Es war noch früh am Tage, als eine Dame in einem Fiaker, von der Eisenbahn vor dem »Schöpfen-Hotel« anlangte; ihr Gepäck bestand aus einem schwarzen Koffer und einer abgenutzten ledernen Reisetasche. Der Name auf dem Koffer, wie er auf einem frischen Gepäck zettel geschrieben stand, war ein in Schottland und England sehr wohltönender, einer großen Anzahl von Damen gemeinsamer: Mrs Graham.

Mrs. Graham bat den in der Thür des Hotels stehenden Wirth, ihr ein Schlafzimmer anzuweisen, und wurde alsbald dem dienstthuenden Hausmädchen übergeben.

Als Mr. Karnegie in den Raum hinter dem Schenktisch, wo die Rechnungen geführt wurden, zurückkehrte, überraschte er seine Frau durch schnellere Bewegungen und ein heitereres Aussehen, als sie bei ihm gewöhnlich waren. Mr. Karnegie, der sich den schwarzen Koffer auf dem Vorplatz betrachtet hatte, meldete, daß eben eine Mrs. Graham angekommen und auf der Stelle als Bewohnerin des Zimmers No. 17. zu buchen sei. Da seine Frau ihm in wenig verbindlicher Weise zu wissen that, daß diese Mittheilung durchaus nicht genüge, um das Interesse, welches eine völlig Fremde bei ihm erregt zu haben scheute, zu erklären, rückte Mr. Karnegie mit der Sprache heraus und berichtete, daß Mrs. Graham die hübscheste Frau sei, die er seit langer Zeit gesehen habe, und daß er fürchte, es stehe mit ihrer Gesundheit nicht zum Besten.

Bei dieser Antwort wurden Mrs. Karnegie’s Augen bebeutend größer und ihre Wangen bedeutend rother. Sie erhob sich von ihrem Stuhl und erklärte, es werde wohl eben so gut sein, wenn sie die Einführung Mrs. Graham’s in ihr Zimmer selbst überwache und sich selbst überzeuge, ob Mrs.
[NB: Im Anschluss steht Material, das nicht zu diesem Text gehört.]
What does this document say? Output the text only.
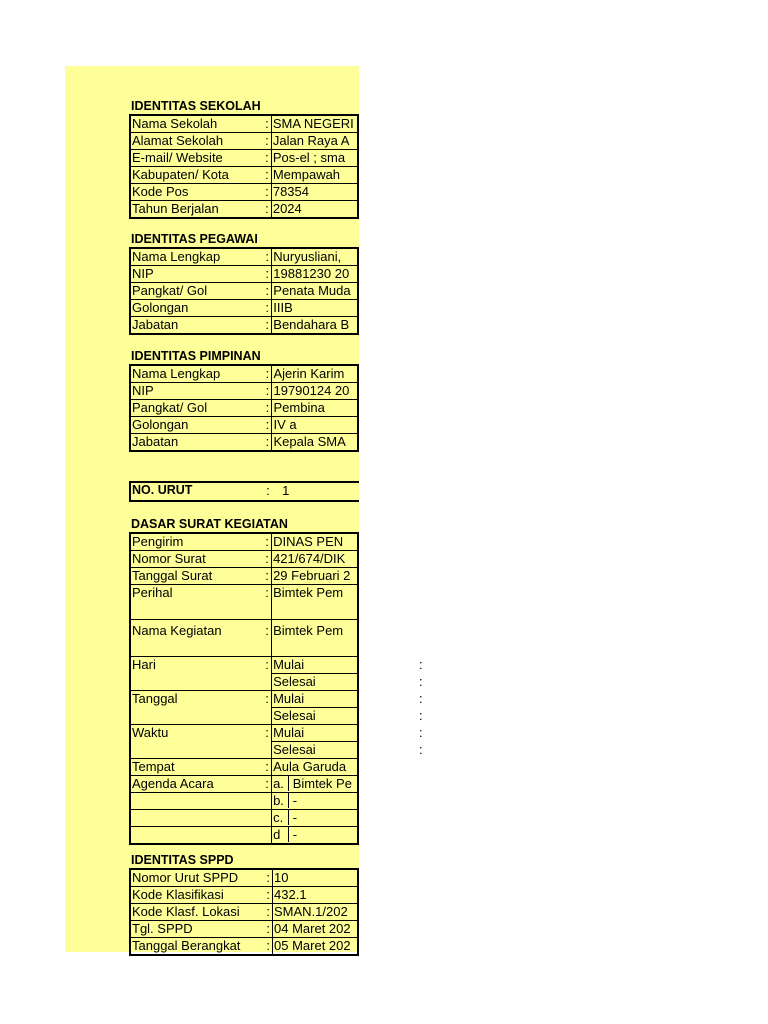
IDENTITAS SEKOLAH
Nama Sekolah	:	SMA NEGERI
Alamat Sekolah	:	Jalan Raya A
E-mail/ Website	:	Pos-el ; sma
Kabupaten/ Kota	:	Mempawah
Kode Pos	:	78354
Tahun Berjalan	:	2024
IDENTITAS PEGAWAI
Nama Lengkap	:	Nuryusliani,
NIP	:	19881230 20
Pangkat/ Gol	:	Penata Muda
Golongan	:	IIIB
Jabatan	:	Bendahara B
IDENTITAS PIMPINAN
Nama Lengkap	:	Ajerin Karim
NIP	:	19790124 20
Pangkat/ Gol	:	Pembina
Golongan	:	IV a
Jabatan	:	Kepala SMA
NO. URUT	:	1
DASAR SURAT KEGIATAN
Pengirim	:	DINAS PEN
Nomor Surat	:	421/674/DIK
Tanggal Surat	:	29 Februari 2
Perihal	:	Bimtek Pem
Nama Kegiatan	:	Bimtek Pem
Hari	:	Mulai :

		Selesai :

Tanggal	:	Mulai :

		Selesai :

Waktu	:	Mulai :

		Selesai :

Tempat	:	Aula Garuda
Agenda Acara	:	a. Bimtek Pe
		b. -
		c. -
		d -
IDENTITAS SPPD
Nomor Urut SPPD	:	10
Kode Klasifikasi	:	432.1
Kode Klasf. Lokasi	:	SMAN.1/202
Tgl. SPPD	:	04 Maret 202
Tanggal Berangkat	:	05 Maret 202
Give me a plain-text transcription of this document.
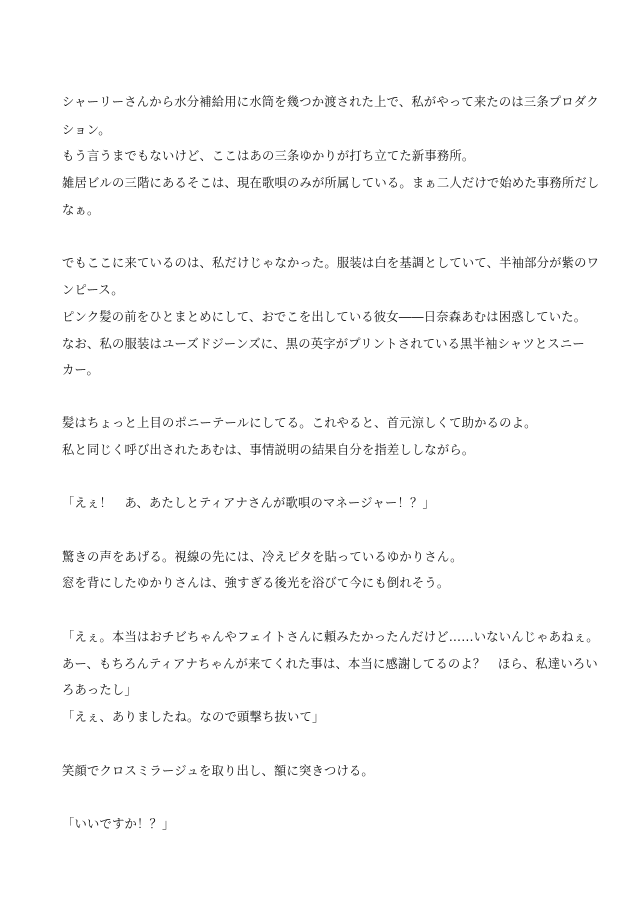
シャーリーさんから水分補給用に水筒を幾つか渡された上で、私がやって来たのは三条プロダク
ション。
もう言うまでもないけど、ここはあの三条ゆかりが打ち立てた新事務所。
雑居ビルの三階にあるそこは、現在歌唄のみが所属している。まぁ二人だけで始めた事務所だし
なぁ。
でもここに来ているのは、私だけじゃなかった。服装は白を基調としていて、半袖部分が紫のワ
ンピース。
ピンク髪の前をひとまとめにして、おでこを出している彼女――日奈森あむは困惑していた。
なお、私の服装はユーズドジーンズに、黒の英字がプリントされている黒半袖シャツとスニー
カー。
髪はちょっと上目のポニーテールにしてる。これやると、首元涼しくて助かるのよ。
私と同じく呼び出されたあむは、事情説明の結果自分を指差ししながら。
「えぇ！　あ、あたしとティアナさんが歌唄のマネージャー！？」
驚きの声をあげる。視線の先には、冷えピタを貼っているゆかりさん。
窓を背にしたゆかりさんは、強すぎる後光を浴びて今にも倒れそう。
「えぇ。本当はおチビちゃんやフェイトさんに頼みたかったんだけど……いないんじゃあねぇ。
あー、もちろんティアナちゃんが来てくれた事は、本当に感謝してるのよ？　ほら、私達いろい
ろあったし」
「えぇ、ありましたね。なので頭撃ち抜いて」
笑顔でクロスミラージュを取り出し、額に突きつける。
「いいですか！？」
Graham ein passender Gast für das »Schöpfen-Hotel« sei.

Darauf that Mr. Karnegie was er immer that, er stimmte seiner Frau bei.

Mrs. Karnegie entfernte sich auf kurze Zeit. Bei ihrer Rückkehr richteten sich ihre Augen mit einem tigerartigen Ausdruck auf ihren Gatten; sie beorderte Thee und eine leichte Erfrischung auf No. 17 und wandte sich, nachdem sie das gethan hatte, ohne daß sie irgend wie zu einer beleidigenden Bemerkung gereizt worden wäre, gegen Mr. Karnegie mit den Worten: »Karnegie, Du bist ein Narr!«

Karnegie fragte: »Warum liebes Kind?«

Mrs Karnegie schnalzte mit den Fingern und sagte: »Das gebe ich für ihr hübsches Gesicht, wenn Du die hübsch findest, weißt Du nicht, was eine hübsche Frau ist!«

Mr. Karnegie stimmte seiner Frau bei. Dann sagten Beide nichts weiter und der Kellner erschien mit seinem Theebret am Schenktisch. Nachdem Mrs. Karnegie das Theebret hatte fortbringen lassen, ohne ihre gewöhnliche Untersuchung mit demselben anzustellen, setzte sie sich plötzlich heftig nieder und sagte zu ihrem Gatten, der inzwischen kein Wort geäußert hatte: »Sprich mir nicht von ihrer schlechten Gesundheit. Das gebe ich für ihre schlechte Gesundheit, Sie hat Kummer!«

Mr. Karnegie sagte: »In der That?s«

Mrs. Karnegie erwiderte: »Wenn ich etwas gesagt habe, so betrachte ich es als eine Beleidigung, wenn jemand Anderes fragt, ob es sich in der That so verhält.«

Mr. Karnegie stimmte seiner Frau bei.

Es entstand eine neue Pause. Mrs. Karnegie schrieb mit dem Ausdruck der Entrüstung eine Rechnung aus. Mr. Karnegie sah sie erstaunt an. Mrs. Karnegie fragte ihn möglich, »Warum er seine Zeit damit vergeude, sie anzusehen, da er doch binnen Kurzem wieder Mrs. Graham ansehen könne.«

Darauf versuchte Mr. Karnegie die Sache dadurch gütlich beizulegen, daß er inzwischen seine eigenen Stiefel ansah.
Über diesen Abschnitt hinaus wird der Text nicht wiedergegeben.